Now, had the flag gone up there is no guarantee that a collision would have been averted, but it is a reasonable enough assumption to suggest Coady would have eased up in his efforts to prevent a goal.
Importantly, the assistant referee was not to blame, here.
Back in September, the Premier League announced the new guidelines for the application of VAR, which included the directive for assistant referees when it came to raising the flag for ‘tight offside calls’.
The key lines are as follows: “When an immediate goalscoring opportunity is likely to occur, the assistant referee will keep their flag down until the passage of play is completed.
“Once a goal is scored or the chance is gone, the assistant will then raise the flag to indicate the initial offence. If a goal is scored the VAR will then review the offside judgment.”
For many months, supporters, commentators and pundits have been suggesting that this rule has led to an accident waiting to happen. Patricio will recover soon enough, but what if that had been something similar to Jimenez’s injury, or a broken limb?
The very nature of these offside calls is that by not raising the flag, the striker is being allowed to run through on goal. In a goalscoring opportunity such as Salah’s against Wolves there will be last-ditch clearances, collisions and tackles.
This is not the same as allowing play to continue in midfield, or the ball being passed around the back.
These are the key moments in games. The high alert moments when players are stretching, diving in, throwing their bodies on the line to either score or keep the ball out.
Naturally this leads to more intense contact moments. The game’s authorities really need to look at this and understand the gravity of the potential for injury in these moments.
Then there is the question of the on-field officials themselves.
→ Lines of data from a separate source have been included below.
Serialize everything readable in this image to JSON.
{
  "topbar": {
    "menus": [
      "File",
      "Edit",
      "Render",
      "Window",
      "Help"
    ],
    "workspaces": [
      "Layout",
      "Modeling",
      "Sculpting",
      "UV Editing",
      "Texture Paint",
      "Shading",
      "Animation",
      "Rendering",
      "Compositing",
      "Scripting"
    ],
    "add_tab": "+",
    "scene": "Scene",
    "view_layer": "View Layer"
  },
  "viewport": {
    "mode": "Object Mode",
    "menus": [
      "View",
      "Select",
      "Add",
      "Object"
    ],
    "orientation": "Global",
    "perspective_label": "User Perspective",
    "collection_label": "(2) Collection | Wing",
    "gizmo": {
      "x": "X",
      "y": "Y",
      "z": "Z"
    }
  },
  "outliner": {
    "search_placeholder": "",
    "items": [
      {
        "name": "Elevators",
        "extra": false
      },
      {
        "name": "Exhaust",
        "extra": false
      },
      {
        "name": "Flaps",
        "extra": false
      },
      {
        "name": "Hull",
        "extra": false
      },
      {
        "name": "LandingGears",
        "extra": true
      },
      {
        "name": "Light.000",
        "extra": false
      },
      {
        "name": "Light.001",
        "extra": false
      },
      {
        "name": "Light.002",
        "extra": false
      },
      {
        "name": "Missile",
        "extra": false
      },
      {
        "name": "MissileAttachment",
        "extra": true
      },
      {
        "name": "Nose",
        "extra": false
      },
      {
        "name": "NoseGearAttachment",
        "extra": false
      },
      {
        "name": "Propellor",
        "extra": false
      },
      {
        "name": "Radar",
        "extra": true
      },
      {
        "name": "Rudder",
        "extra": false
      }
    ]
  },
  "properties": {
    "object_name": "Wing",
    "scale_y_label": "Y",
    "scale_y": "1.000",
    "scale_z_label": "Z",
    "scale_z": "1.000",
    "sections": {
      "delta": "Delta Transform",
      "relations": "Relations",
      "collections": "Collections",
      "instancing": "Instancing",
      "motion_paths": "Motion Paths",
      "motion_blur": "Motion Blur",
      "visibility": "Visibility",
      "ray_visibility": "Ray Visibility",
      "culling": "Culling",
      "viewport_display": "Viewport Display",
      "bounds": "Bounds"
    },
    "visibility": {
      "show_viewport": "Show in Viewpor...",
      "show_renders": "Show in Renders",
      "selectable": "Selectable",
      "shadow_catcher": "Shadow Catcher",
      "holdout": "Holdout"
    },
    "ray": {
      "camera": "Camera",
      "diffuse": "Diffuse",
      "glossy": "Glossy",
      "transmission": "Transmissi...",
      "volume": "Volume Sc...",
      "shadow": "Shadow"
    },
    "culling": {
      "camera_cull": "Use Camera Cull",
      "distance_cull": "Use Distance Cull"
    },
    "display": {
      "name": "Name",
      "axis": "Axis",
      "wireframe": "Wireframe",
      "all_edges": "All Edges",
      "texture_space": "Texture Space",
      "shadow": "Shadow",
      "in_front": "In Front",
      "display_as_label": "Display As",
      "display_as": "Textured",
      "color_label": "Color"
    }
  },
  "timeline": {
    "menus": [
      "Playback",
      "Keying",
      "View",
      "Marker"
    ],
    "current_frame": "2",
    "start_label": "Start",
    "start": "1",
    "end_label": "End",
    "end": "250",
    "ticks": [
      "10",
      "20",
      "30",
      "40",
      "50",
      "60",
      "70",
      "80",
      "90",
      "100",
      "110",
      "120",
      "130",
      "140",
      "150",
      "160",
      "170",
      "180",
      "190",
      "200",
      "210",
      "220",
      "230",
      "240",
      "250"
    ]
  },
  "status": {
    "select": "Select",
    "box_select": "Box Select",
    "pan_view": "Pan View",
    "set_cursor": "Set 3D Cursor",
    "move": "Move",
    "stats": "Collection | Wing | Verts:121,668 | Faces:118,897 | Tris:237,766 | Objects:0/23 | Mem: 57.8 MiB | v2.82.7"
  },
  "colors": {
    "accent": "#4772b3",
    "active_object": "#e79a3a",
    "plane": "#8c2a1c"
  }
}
The introduction of VAR has steadily undermined their decision-making and authority. Look what happened to Lee Mason earlier this month at The Hawthorns. It takes a lot to find sympathy with some of Mason’s stranger performances, but the free-kick incident involving West Bromwich Albion and Brighton & Hove Albion was entirely blown up by the processes of VAR.
Essentially, Mason allowed Brighton’s Lewis Dunk to take a free-kick, realised Albion goalkeeper Sam Johnstone was not set and then blew his whistle again a fraction of a second before the ball crossed the line. He disallowed the goal. In the pre-VAR era that would have been the end of the matter.
Instead, the technology served to confuse the official further as he received instruction in his earpiece from Stockley Park. This undoubtedly led to him doubting his initial decision and, under added pressure from the Brighton players, he reversed his decision and awarded a goal.
Finally, the technology showed that his initial decision was correct and he reversed the decision again.
The problem referees and their assistants have is that they know they themselves are being refereed from above by VAR. Officiating in the Premier League today has been reduced to an act of supervising rather than decision-making.
The linesman’s first instinct at Molineux on Monday night was correct. Salah was offside.
The overwhelming majority of offside decisions are called correctly.
VAR has eliminated the few errors that existed in really tight offsides, but the infuriating wait as line after line is drawn on the frozen frame of action is too high a price to pay.
Football cannot be reduced to a single freeze frame, yet in the desperation to reduce offside into the minutest binary moment the application of common sense has been removed.
It is impossible for those with the flag to operate to the best of their ability under the cloud of knowing that whatever decision they make will be re-examined back at Stockley Park.
If this has turned into another column knocking VAR then so be it.
When supporters do finally return to stadiums after an unbearable absence, they deserve better than to be confronted with the messy situations that have unfolded all over the pitch this season.